Waste Management’s strengths emerge where signal density, tooling maturity, and concept coverage converge. These represent areas of operational capability backed by active investment rather than aspirational adoption.

| Area | Evidence | |——|———-|

Services Score of 104 with BigCommerce, HubSpot, MailChimp

Waste Management’s strengths form a technology foundation that reflects the operational demands of the largest waste services company in North America. The convergence of these capabilities suggests focused investment in core areas that can serve as the basis for expanded technology adoption.

Growth Opportunities

Growth opportunities represent strategic whitespace where Waste Management’s current signal density is lower relative to the full framework.
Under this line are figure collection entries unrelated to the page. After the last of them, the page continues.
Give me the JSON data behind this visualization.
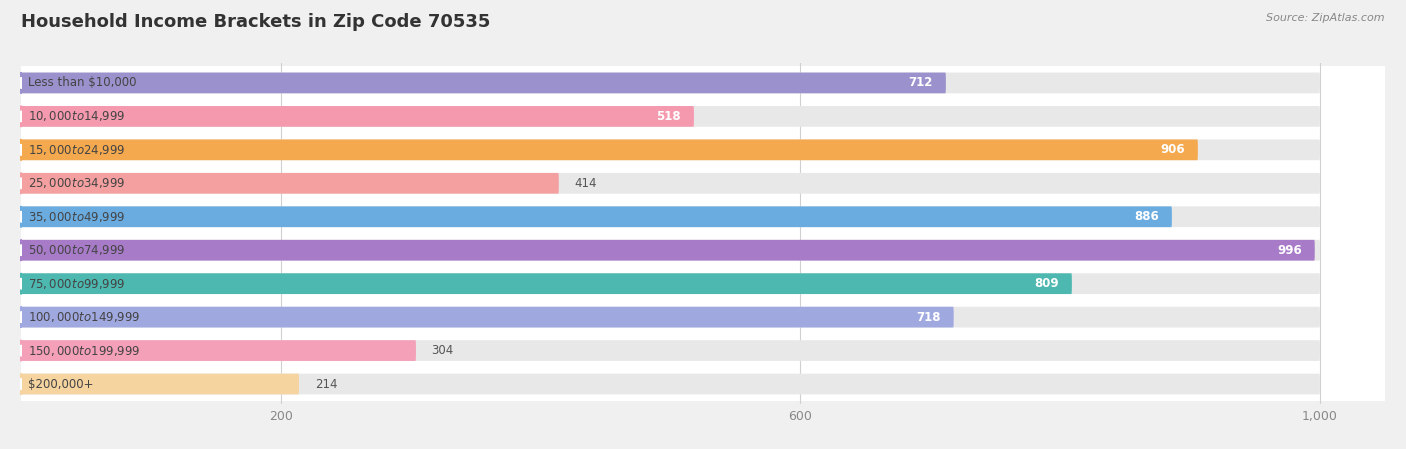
{
  "title": "Household Income Brackets in Zip Code 70535",
  "source": "Source: ZipAtlas.com",
  "categories": [
    "Less than $10,000",
    "$10,000 to $14,999",
    "$15,000 to $24,999",
    "$25,000 to $34,999",
    "$35,000 to $49,999",
    "$50,000 to $74,999",
    "$75,000 to $99,999",
    "$100,000 to $149,999",
    "$150,000 to $199,999",
    "$200,000+"
  ],
  "values": [
    712,
    518,
    906,
    414,
    886,
    996,
    809,
    718,
    304,
    214
  ],
  "bar_colors": [
    "#9b91cc",
    "#f499ae",
    "#f5a94e",
    "#f4a0a0",
    "#6aace0",
    "#a87bc8",
    "#4db8b0",
    "#a0a8e0",
    "#f4a0b8",
    "#f5d4a0"
  ],
  "background_color": "#f0f0f0",
  "row_bg_color": "#ffffff",
  "bar_track_color": "#e8e8e8",
  "label_bg_color": "#ffffff",
  "xlim_data": [
    0,
    1000
  ],
  "x_max_display": 1050,
  "xticks": [
    200,
    600,
    1000
  ],
  "xtick_labels": [
    "200",
    "600",
    "1,000"
  ],
  "title_fontsize": 13,
  "label_fontsize": 8.5,
  "value_fontsize": 8.5,
  "source_fontsize": 8
}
These are not weaknesses but areas where targeted investment could unlock significant value.

| Area | Current State | Opportunity | |——|————–|————-|

Mergers & Acquisitions Score: 14 Investing in Mergers & Acquisitions capabilities to strengthen the Storytelling & Entertainment & Theater
Code Score: 12 Investing in Code capabilities to strengthen the Foundational Layer
Databases Score: 12 Investing in Databases capabilities to strengthen the Retrieval & Grounding
Code Score: 12 Investing in Code capabilities to strengthen the Productivity
CNCF Score: 12 Investing in CNCF capabilities to strengthen the Integration & Interoperability
Governance Score: 11 Investing in Governance capabilities to strengthen the Statefulness

The highest-leverage growth opportunity for Waste Management is Mergers & Acquisitions. Given the companys existing strengths, investing in this area would complement existing capabilities and create new strategic options for Waste Management as the largest waste services company in North America.

Wave Alignment

Waste Management’s wave alignment spans all technology layers, reflecting broad awareness of emerging technology trends across the stack.
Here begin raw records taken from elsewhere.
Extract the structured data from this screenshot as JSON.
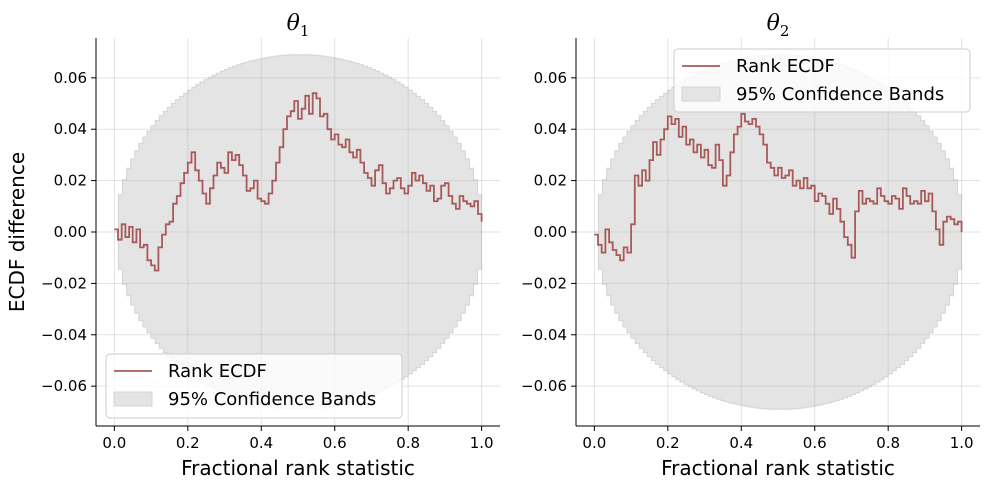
{
  "chart_data": [
    {
      "type": "line",
      "title": "θ",
      "title_subscript": "1",
      "xlabel": "Fractional rank statistic",
      "ylabel": "ECDF difference",
      "xlim": [
        -0.05,
        1.05
      ],
      "ylim": [
        -0.0755,
        0.0755
      ],
      "xticks": [
        0.0,
        0.2,
        0.4,
        0.6,
        0.8,
        1.0
      ],
      "xtick_labels": [
        "0.0",
        "0.2",
        "0.4",
        "0.6",
        "0.8",
        "1.0"
      ],
      "yticks": [
        -0.06,
        -0.04,
        -0.02,
        0.0,
        0.02,
        0.04,
        0.06
      ],
      "ytick_labels": [
        "−0.06",
        "−0.04",
        "−0.02",
        "0.00",
        "0.02",
        "0.04",
        "0.06"
      ],
      "grid": true,
      "legend_position": "lower-left",
      "legend": [
        "Rank ECDF",
        "95% Confidence Bands"
      ],
      "colors": {
        "line": "#a85a5a",
        "band": "#e4e4e4",
        "band_edge": "#d4d4d4"
      },
      "band_half_width_peak": 0.069,
      "series": [
        {
          "name": "Rank ECDF",
          "x": [
            0.0,
            0.01,
            0.02,
            0.03,
            0.04,
            0.05,
            0.06,
            0.07,
            0.08,
            0.09,
            0.1,
            0.11,
            0.12,
            0.13,
            0.14,
            0.15,
            0.16,
            0.17,
            0.18,
            0.19,
            0.2,
            0.21,
            0.22,
            0.23,
            0.24,
            0.25,
            0.26,
            0.27,
            0.28,
            0.29,
            0.3,
            0.31,
            0.32,
            0.33,
            0.34,
            0.35,
            0.36,
            0.37,
            0.38,
            0.39,
            0.4,
            0.41,
            0.42,
            0.43,
            0.44,
            0.45,
            0.46,
            0.47,
            0.48,
            0.49,
            0.5,
            0.51,
            0.52,
            0.53,
            0.54,
            0.55,
            0.56,
            0.57,
            0.58,
            0.59,
            0.6,
            0.61,
            0.62,
            0.63,
            0.64,
            0.65,
            0.66,
            0.67,
            0.68,
            0.69,
            0.7,
            0.71,
            0.72,
            0.73,
            0.74,
            0.75,
            0.76,
            0.77,
            0.78,
            0.79,
            0.8,
            0.81,
            0.82,
            0.83,
            0.84,
            0.85,
            0.86,
            0.87,
            0.88,
            0.89,
            0.9,
            0.91,
            0.92,
            0.93,
            0.94,
            0.95,
            0.96,
            0.97,
            0.98,
            0.99,
            1.0
          ],
          "y": [
            0.001,
            -0.003,
            0.003,
            -0.002,
            0.002,
            -0.004,
            0.001,
            -0.006,
            -0.005,
            -0.011,
            -0.013,
            -0.015,
            -0.006,
            -0.001,
            0.003,
            0.004,
            0.011,
            0.014,
            0.019,
            0.023,
            0.027,
            0.031,
            0.024,
            0.02,
            0.015,
            0.011,
            0.017,
            0.022,
            0.027,
            0.025,
            0.023,
            0.031,
            0.028,
            0.03,
            0.026,
            0.022,
            0.016,
            0.017,
            0.02,
            0.013,
            0.012,
            0.011,
            0.015,
            0.02,
            0.027,
            0.033,
            0.04,
            0.045,
            0.047,
            0.051,
            0.044,
            0.048,
            0.053,
            0.046,
            0.054,
            0.052,
            0.045,
            0.046,
            0.04,
            0.036,
            0.038,
            0.034,
            0.033,
            0.036,
            0.031,
            0.029,
            0.032,
            0.027,
            0.023,
            0.021,
            0.018,
            0.024,
            0.026,
            0.019,
            0.015,
            0.017,
            0.02,
            0.021,
            0.017,
            0.015,
            0.018,
            0.023,
            0.02,
            0.022,
            0.019,
            0.016,
            0.018,
            0.012,
            0.013,
            0.018,
            0.019,
            0.014,
            0.011,
            0.009,
            0.014,
            0.012,
            0.011,
            0.01,
            0.012,
            0.007,
            0.004
          ]
        }
      ]
    },
    {
      "type": "line",
      "title": "θ",
      "title_subscript": "2",
      "xlabel": "Fractional rank statistic",
      "ylabel": "",
      "xlim": [
        -0.05,
        1.05
      ],
      "ylim": [
        -0.0755,
        0.0755
      ],
      "xticks": [
        0.0,
        0.2,
        0.4,
        0.6,
        0.8,
        1.0
      ],
      "xtick_labels": [
        "0.0",
        "0.2",
        "0.4",
        "0.6",
        "0.8",
        "1.0"
      ],
      "yticks": [
        -0.06,
        -0.04,
        -0.02,
        0.0,
        0.02,
        0.04,
        0.06
      ],
      "ytick_labels": [
        "−0.06",
        "−0.04",
        "−0.02",
        "0.00",
        "0.02",
        "0.04",
        "0.06"
      ],
      "grid": true,
      "legend_position": "upper-right",
      "legend": [
        "Rank ECDF",
        "95% Confidence Bands"
      ],
      "colors": {
        "line": "#a85a5a",
        "band": "#e4e4e4",
        "band_edge": "#d4d4d4"
      },
      "band_half_width_peak": 0.069,
      "series": [
        {
          "name": "Rank ECDF",
          "x": [
            0.0,
            0.01,
            0.02,
            0.03,
            0.04,
            0.05,
            0.06,
            0.07,
            0.08,
            0.09,
            0.1,
            0.11,
            0.12,
            0.13,
            0.14,
            0.15,
            0.16,
            0.17,
            0.18,
            0.19,
            0.2,
            0.21,
            0.22,
            0.23,
            0.24,
            0.25,
            0.26,
            0.27,
            0.28,
            0.29,
            0.3,
            0.31,
            0.32,
            0.33,
            0.34,
            0.35,
            0.36,
            0.37,
            0.38,
            0.39,
            0.4,
            0.41,
            0.42,
            0.43,
            0.44,
            0.45,
            0.46,
            0.47,
            0.48,
            0.49,
            0.5,
            0.51,
            0.52,
            0.53,
            0.54,
            0.55,
            0.56,
            0.57,
            0.58,
            0.59,
            0.6,
            0.61,
            0.62,
            0.63,
            0.64,
            0.65,
            0.66,
            0.67,
            0.68,
            0.69,
            0.7,
            0.71,
            0.72,
            0.73,
            0.74,
            0.75,
            0.76,
            0.77,
            0.78,
            0.79,
            0.8,
            0.81,
            0.82,
            0.83,
            0.84,
            0.85,
            0.86,
            0.87,
            0.88,
            0.89,
            0.9,
            0.91,
            0.92,
            0.93,
            0.94,
            0.95,
            0.96,
            0.97,
            0.98,
            0.99,
            1.0
          ],
          "y": [
            -0.001,
            -0.005,
            -0.008,
            0.001,
            -0.004,
            -0.007,
            -0.009,
            -0.011,
            -0.006,
            -0.008,
            0.003,
            0.022,
            0.018,
            0.024,
            0.02,
            0.028,
            0.035,
            0.03,
            0.036,
            0.04,
            0.045,
            0.042,
            0.044,
            0.037,
            0.041,
            0.034,
            0.036,
            0.031,
            0.034,
            0.029,
            0.032,
            0.026,
            0.025,
            0.034,
            0.028,
            0.018,
            0.022,
            0.031,
            0.038,
            0.041,
            0.046,
            0.043,
            0.042,
            0.044,
            0.041,
            0.038,
            0.034,
            0.027,
            0.025,
            0.022,
            0.025,
            0.021,
            0.022,
            0.024,
            0.018,
            0.02,
            0.017,
            0.021,
            0.017,
            0.018,
            0.012,
            0.015,
            0.014,
            0.011,
            0.007,
            0.013,
            0.009,
            0.004,
            -0.002,
            -0.005,
            -0.01,
            0.008,
            0.016,
            0.011,
            0.013,
            0.012,
            0.011,
            0.017,
            0.014,
            0.012,
            0.011,
            0.014,
            0.013,
            0.009,
            0.017,
            0.014,
            0.011,
            0.012,
            0.011,
            0.016,
            0.012,
            0.015,
            0.008,
            0.001,
            -0.005,
            0.004,
            0.006,
            0.005,
            0.003,
            0.004,
            0.0
          ]
        }
      ]
    }
  ]
}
The most consequential wave alignment for Waste Management’s near-term strategy involves Large Language Models (LLMs). The companys existing technology foundations provide building blocks to capitalize on this wave, though additional investment in supporting capabilities would accelerate adoption.


Methodology

This impact report is generated from Naftiko’s signal-based investment analysis framework. Scores are derived from the density and diversity of technology signals detected across four dimensions:

Each signal is scored and aggregated within strategic layers that map the full technology stack from foundational infrastructure through productivity and governance. Higher scores indicate greater investment depth and breadth within a given dimension.


This report is based on signal data available as of March 2026. Investment signals are dynamic and may change as Waste Management’s technology strategy evolves. For questions about methodology or to request an updated analysis, contact Naftiko.